Helvella lacunosa, known as the slate grey saddle or fluted black elfin saddle in North America, simply as the elfin saddle in Britain, is an ascomycete fungus of the family Helvellaceae. It is one of the most common species in the genus Helvella. The mushroom is readily identified by its irregularly shaped grey cap, fluted stem, and fuzzy undersurfaces. It is usually found in Eastern North America and in Europe, near deciduous and coniferous trees in summer and autumn.

==Taxonomy==
Scottish naturalist John Lightfoot wrote of it in his 1777 work Flora Scotica, calling Helvella mitra, or curled helvella.

The fungus was formally described by Swedish botanist Adam Afzelius in 1783. Its specific epithet is the Latin adjective lacunosa, meaning "with holes". The generic name was originally a type of Italian herb but became associated with morels. H. sulcata; once separated, because of certain differences in the lobe structure is now dropped, or just a synonym. It was not possible to draw a clear distinction between the two.

==Description==
Helvella lacunosa not uncommonly appears to be made out of wax. It has an irregularly folded or wrinkled cap which may be shades of slatey grey to black, and measure anywhere from 1 to 10 cm, though usually between 2 and 5 cm. The margin can be fused with the wrinkled, ringless stem, which is chambered within, measuring 3–15 cm high and 1–3 cm wide. The stem may be white when young and darker with age, though may be any shade of grey. The spore print is white, and the oval spores average (12) 15–21 × (9) 11–14 μm.

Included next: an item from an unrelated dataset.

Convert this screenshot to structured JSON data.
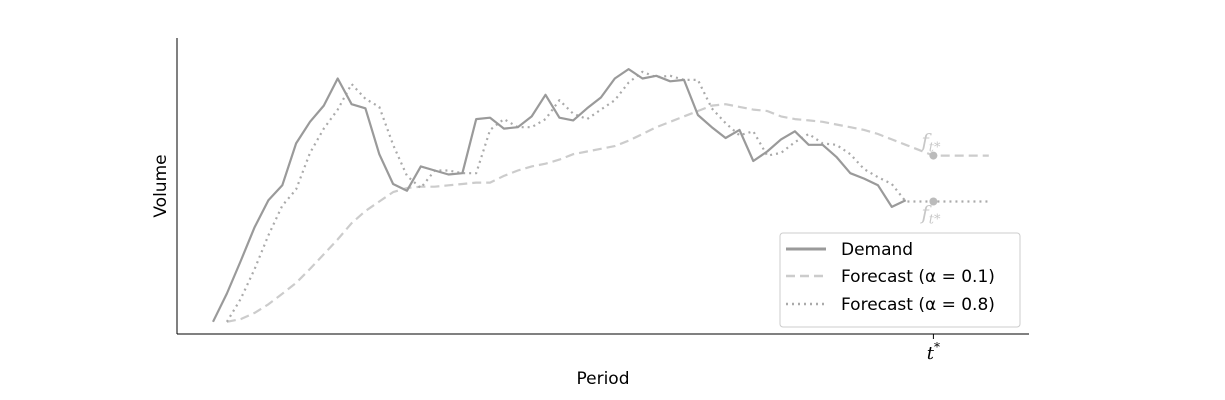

Occasionally, white-capped forms are found. They may be distinguished from the creamy-white coloured Helvella crispa by the latter's furry cap undersurface and inrolled margins when young. Another similar species is H. maculata, which has a brownish cap.

==Distribution and habitat==
This species is common in Eastern North America and is also found in Europe, Varsey Rhododendron Sanctuary in Sikkim, Japan, and China.

It is frequent in the alpine, and temperate zones of both the northern and southern hemispheres.
The species occurs under pine, oak and Douglas fir and nearby parkland and lawns. Fruiting bodies appear in late summer and autumn, though have been recorded in winter in California. It often occurs on burnt ground.

Two similar looking species occur in Western North America; Helvella vespertina is associated with conifers and H. dryophila is associated with oak. The European H. lacunosa has been found in Eastern North America, but rarely in the west.

==Ecology==
The species can be attacked by Hypomyces cervinigenus or Clitocybe sclerotoidea.

==Edibility==
This species is eaten and regarded highly by some after thorough cooking, though the stems are not eaten. Lightfoot regarded it as edible in 1777, and several guidebooks list it as edible, yet this genus is now regarded with suspicion due to the presence of toxic compounds in several related species. It has been reported to cause gastrointestinal symptoms when eaten raw. It may contain small amounts of the toxin monomethylhydrazine, so cooking is required. Roger Phillips calls it "edible but not worthwhile".